Evaluation of more than one cardiac marker has been evaluated using artificial neural networks, patent WO97/48327.
A common problem in previous techniques is the requirement of blood plasma or serum. This means that the sample are treated, which may lead to different behavior, and definitely means that the original concentration of analytes are changed. Moreover, there is likely that there will be a variation in analyte concentration due to the difficulties to perform the treatments exactly the same from tome to time.

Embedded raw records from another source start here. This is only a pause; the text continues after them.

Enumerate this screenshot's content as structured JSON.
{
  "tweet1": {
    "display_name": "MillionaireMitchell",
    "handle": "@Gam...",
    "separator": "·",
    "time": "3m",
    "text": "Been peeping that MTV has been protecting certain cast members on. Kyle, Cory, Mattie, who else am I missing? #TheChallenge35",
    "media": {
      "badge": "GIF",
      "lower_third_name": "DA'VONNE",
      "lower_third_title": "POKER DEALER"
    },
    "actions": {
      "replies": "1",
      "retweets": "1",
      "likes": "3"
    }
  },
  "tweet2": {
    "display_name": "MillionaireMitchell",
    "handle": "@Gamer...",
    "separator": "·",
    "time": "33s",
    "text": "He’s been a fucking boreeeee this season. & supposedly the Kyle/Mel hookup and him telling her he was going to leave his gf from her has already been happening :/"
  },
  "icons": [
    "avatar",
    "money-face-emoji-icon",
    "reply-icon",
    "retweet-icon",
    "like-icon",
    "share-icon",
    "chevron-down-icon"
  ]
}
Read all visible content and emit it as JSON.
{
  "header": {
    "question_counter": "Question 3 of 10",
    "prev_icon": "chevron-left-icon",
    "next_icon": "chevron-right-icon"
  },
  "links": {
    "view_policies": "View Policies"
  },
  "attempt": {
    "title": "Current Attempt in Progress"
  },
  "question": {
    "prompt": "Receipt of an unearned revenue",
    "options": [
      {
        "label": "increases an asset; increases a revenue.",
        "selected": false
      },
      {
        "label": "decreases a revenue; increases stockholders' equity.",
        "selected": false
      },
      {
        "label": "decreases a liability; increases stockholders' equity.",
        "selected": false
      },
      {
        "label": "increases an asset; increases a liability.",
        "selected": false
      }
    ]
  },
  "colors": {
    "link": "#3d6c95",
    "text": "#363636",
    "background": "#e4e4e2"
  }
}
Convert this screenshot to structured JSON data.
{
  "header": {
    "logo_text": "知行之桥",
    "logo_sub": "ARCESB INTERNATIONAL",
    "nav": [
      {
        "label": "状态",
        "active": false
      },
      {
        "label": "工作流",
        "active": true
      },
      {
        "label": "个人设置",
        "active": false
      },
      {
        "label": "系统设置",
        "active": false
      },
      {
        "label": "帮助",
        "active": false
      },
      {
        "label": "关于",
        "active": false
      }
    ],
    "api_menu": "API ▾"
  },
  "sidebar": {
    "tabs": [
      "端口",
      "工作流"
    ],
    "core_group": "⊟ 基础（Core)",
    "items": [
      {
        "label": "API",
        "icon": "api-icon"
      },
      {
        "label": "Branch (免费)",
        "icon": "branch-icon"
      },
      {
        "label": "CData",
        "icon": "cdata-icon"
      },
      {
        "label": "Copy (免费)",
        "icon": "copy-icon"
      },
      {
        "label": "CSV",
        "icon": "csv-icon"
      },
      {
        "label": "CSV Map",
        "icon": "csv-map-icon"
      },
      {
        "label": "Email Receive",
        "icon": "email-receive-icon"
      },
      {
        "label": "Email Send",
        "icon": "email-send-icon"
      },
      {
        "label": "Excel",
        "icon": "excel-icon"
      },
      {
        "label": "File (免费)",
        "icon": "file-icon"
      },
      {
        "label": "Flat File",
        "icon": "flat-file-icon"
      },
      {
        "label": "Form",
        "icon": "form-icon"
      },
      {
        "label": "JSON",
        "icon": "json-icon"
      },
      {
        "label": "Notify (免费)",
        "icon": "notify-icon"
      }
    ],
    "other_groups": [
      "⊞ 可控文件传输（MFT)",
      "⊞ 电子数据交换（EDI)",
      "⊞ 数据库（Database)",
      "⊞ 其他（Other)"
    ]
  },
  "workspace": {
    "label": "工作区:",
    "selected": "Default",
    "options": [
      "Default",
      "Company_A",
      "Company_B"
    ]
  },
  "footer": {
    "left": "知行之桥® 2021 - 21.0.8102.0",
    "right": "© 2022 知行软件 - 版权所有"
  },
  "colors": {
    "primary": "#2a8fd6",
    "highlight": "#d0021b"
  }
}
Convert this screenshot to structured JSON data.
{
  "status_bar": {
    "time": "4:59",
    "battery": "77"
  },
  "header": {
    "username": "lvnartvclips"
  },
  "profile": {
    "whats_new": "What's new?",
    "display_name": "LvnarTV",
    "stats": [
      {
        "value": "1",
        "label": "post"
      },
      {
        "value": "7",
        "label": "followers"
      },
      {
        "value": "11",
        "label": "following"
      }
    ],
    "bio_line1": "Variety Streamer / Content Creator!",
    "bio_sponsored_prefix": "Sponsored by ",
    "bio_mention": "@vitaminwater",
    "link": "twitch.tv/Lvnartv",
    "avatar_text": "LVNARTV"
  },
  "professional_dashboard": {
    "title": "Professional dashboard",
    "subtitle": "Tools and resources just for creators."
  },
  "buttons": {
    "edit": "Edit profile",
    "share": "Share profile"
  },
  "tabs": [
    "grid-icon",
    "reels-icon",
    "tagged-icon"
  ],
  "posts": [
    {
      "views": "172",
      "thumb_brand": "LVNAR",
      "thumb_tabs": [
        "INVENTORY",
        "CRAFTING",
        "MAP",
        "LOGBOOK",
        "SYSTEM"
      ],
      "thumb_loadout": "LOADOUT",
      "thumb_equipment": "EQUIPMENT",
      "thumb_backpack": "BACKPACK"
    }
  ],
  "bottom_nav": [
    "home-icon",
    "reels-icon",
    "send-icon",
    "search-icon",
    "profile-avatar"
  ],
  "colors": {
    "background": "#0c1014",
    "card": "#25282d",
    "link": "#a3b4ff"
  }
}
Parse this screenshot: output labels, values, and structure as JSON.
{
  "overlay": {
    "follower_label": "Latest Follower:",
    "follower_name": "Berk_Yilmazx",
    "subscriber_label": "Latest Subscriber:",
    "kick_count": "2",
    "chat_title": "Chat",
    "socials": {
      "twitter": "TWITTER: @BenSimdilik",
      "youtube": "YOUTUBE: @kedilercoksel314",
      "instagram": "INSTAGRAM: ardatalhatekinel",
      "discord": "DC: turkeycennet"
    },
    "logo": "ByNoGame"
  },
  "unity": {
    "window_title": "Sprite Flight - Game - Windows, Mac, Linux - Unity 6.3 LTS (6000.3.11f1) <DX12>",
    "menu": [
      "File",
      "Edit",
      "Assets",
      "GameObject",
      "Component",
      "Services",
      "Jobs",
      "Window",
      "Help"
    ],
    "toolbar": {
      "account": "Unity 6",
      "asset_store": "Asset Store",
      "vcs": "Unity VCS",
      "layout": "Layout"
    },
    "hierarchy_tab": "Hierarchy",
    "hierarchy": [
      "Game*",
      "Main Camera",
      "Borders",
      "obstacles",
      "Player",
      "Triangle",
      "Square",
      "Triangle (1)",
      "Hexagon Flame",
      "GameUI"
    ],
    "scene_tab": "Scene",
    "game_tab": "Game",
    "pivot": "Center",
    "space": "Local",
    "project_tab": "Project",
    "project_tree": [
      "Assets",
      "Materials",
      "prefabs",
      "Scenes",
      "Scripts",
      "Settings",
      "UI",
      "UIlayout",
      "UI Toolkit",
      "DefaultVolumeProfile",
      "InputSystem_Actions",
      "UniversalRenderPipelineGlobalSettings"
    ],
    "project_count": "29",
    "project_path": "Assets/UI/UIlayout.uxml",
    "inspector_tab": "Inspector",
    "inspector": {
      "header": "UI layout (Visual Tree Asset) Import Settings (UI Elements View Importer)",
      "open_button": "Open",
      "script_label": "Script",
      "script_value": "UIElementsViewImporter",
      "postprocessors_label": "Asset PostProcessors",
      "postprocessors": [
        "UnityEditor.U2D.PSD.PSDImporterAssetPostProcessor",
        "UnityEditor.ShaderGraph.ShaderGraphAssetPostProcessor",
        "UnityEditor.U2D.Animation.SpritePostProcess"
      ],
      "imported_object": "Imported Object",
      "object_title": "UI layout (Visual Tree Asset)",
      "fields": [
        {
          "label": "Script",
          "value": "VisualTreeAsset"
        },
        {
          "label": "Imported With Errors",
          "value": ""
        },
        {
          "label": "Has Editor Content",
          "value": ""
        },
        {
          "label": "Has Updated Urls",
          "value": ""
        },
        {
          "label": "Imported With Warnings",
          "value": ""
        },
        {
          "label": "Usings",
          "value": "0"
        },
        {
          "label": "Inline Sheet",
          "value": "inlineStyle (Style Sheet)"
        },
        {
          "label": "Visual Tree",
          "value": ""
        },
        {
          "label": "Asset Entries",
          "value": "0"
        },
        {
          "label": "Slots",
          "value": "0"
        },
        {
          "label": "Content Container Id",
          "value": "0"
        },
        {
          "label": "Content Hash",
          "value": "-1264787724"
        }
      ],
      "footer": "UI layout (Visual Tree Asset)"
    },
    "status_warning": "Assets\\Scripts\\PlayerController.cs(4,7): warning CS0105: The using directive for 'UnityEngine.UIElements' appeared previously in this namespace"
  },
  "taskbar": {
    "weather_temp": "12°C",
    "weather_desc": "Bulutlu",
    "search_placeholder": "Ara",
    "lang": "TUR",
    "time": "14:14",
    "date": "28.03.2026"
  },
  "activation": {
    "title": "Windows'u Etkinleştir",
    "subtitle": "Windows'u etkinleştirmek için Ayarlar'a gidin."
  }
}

Previous methods of measuring cardiac markers have been retrospective, in that manner that response levels and slope levels have been used to see what happened (when the damage is permanent). It is not used prospective. With prospective method, we define it as a method where signals for diagnosis is continuously presented as long as measurements are performed, and proper diagnosis and decision of treatment can continuously be made as health status evolve.
MRI and CT
There are other techniques to detect myocardial infarction, such as magnetic resonance imaging (MRI) and computer tomography (CT). These techniques require large and expensive apparatus and special trained operators, which make them unsuitable to use as a common diagnostic method.